Читать книгу Meinen Kindern. Erinnerungen an eine Jugend im Kaukasus - Pawel Florenski - Страница 15
Pockenimpfung
ОглавлениеEin Ereignis unserer ersten Lebensjahre aber hat sich mir fest eingeprägt. Die Pockenimpfung von mir und Ljusja. Ich weiß noch ganz genau, daß bei uns wiederholt von der Notwendigkeit der Impfung gesprochen wurde. Doch die Impfung verzögerte sich Tag um Tag, wahrscheinlich weil man lange keinen frischen Impfstoff bekam. Ich zitterte die ganze Zeit vor diesem unbekannten Schrecknis und hoffte insgeheim, daß alles immer weiter hinausgeschoben und schließlich vergessen werden würde. Tatsächlich hörten die Gespräche über die Impfung auf, vielleicht weil man bemerkt hatte, daß sie einen so starken Eindruck auf mich machten. Und ich hatte mich beinahe beruhigt.

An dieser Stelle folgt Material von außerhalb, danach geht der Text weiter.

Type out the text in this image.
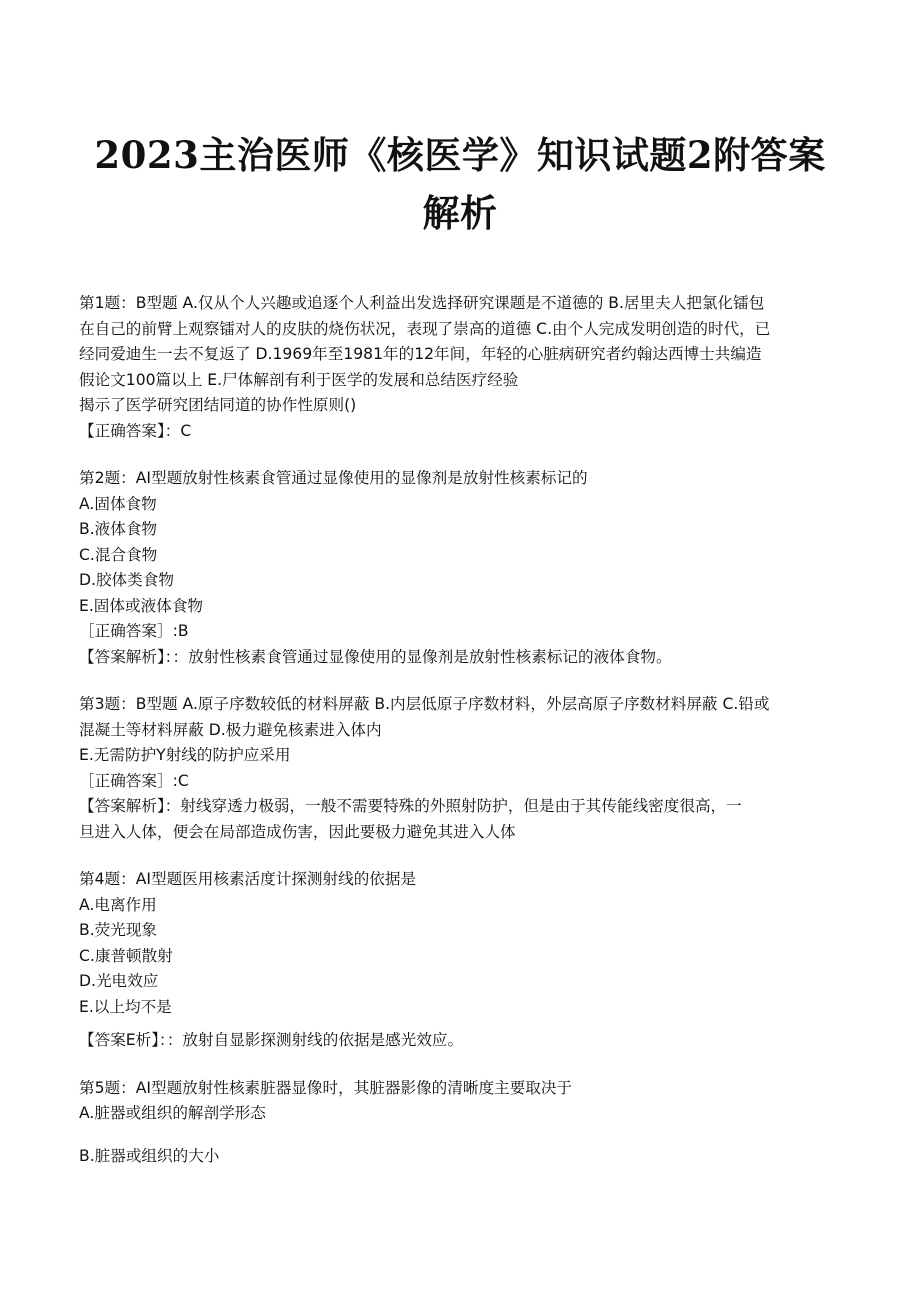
2023主治医师《核医学》知识试题2附答案
解析
第1题：B型题 A.仅从个人兴趣或追逐个人利益出发选择研究课题是不道德的 B.居里夫人把氯化镭包
在自己的前臂上观察镭对人的皮肤的烧伤状况，表现了崇高的道德 C.由个人完成发明创造的时代，已
经同爱迪生一去不复返了 D.1969年至1981年的12年间，年轻的心脏病研究者约翰达西博士共编造
假论文100篇以上 E.尸体解剖有利于医学的发展和总结医疗经验
揭示了医学研究团结同道的协作性原则()
【正确答案】：C
第2题：AI型题放射性核素食管通过显像使用的显像剂是放射性核素标记的
A.固体食物
B.液体食物
C.混合食物
D.胶体类食物
E.固体或液体食物
［正确答案］:B
【答案解析】：：放射性核素食管通过显像使用的显像剂是放射性核素标记的液体食物。
第3题：B型题 A.原子序数较低的材料屏蔽 B.内层低原子序数材料，外层高原子序数材料屏蔽 C.铅或
混凝土等材料屏蔽 D.极力避免核素进入体内
E.无需防护Y射线的防护应采用
［正确答案］:C
【答案解析】：射线穿透力极弱，一般不需要特殊的外照射防护，但是由于其传能线密度很高，一
旦进入人体，便会在局部造成伤害，因此要极力避免其进入人体
第4题：AI型题医用核素活度计探测射线的依据是
A.电离作用
B.荧光现象
C.康普顿散射
D.光电效应
E.以上均不是
【答案E析】：：放射自显影探测射线的依据是感光效应。
第5题：AI型题放射性核素脏器显像时，其脏器影像的清晰度主要取决于
A.脏器或组织的解剖学形态
B.脏器或组织的大小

Einmal saß ich auf einer kleinen Bank in der Nähe des Hauses. Jemand saß neben mir, wahrscheinlich einer meiner Cousins, Datiko (David Sergejewitsch Melik-Begljarow) oder Sandra (Alexander Stepanowitsch Tschrelajew). Wahrscheinlich ging es auf den Abend zu. Da kommt ein Mann die Straße entlang. Sofort fing mein Herz wild an zu schlagen, als spürte es irgendeine Gefahr, eine mir zwar unbekannte Gefahr, die mir aber umso schrecklicher vorkam. Als er uns erreicht hatte, fragte er, ob Florenskis hier wohnten, vielleicht bat er auch auszurichten, der Feldscher sei gekommen. Blitzschnell und wie von Sinnen rannte ich nach Haus und stürzte durch die halboffene Tür, nicht so sehr, um den Auftrag zu erfüllen, als vielmehr um dem bösen Mann zu entfliehen.
1916.24.XI.
Ob ich den Eltern die Mitteilung machte oder, wie ich mich zu erinnern glaube, mein Cousin, weiß ich nicht genau zu sagen, daß ich mich aber im Schlafzimmer in eine Ecke verkroch, das weiß ich noch. Man fand mich wohl nicht gleich, hatte es aber mit der Suche eilig, weil man den Feldscher nicht aufhalten wollte und die Dunkelheit schon hereinbrach. Während man mich suchte, wurde Ljusja schon geimpft. Als man mich ins Wohnzimmer brachte, in dem es zu dieser Tageszeit schon schummrig war, hatte die Impfung bereits begonnen. Man hatte bei ihr einen tiefen Einschnitt gemacht. Von dem Anblick des Blutes, das ich wohl zum ersten Mal sah, war ich so betroffen, daß ich vor Schreck erstarrte und mich nicht wehrte, als die Reihe an mich kam. Vor Schreck merkte ich gar nichts von der Impfung und spürte keinen Schmerz. Die Aufregung und die Tränen, das kam sicher erst viel später.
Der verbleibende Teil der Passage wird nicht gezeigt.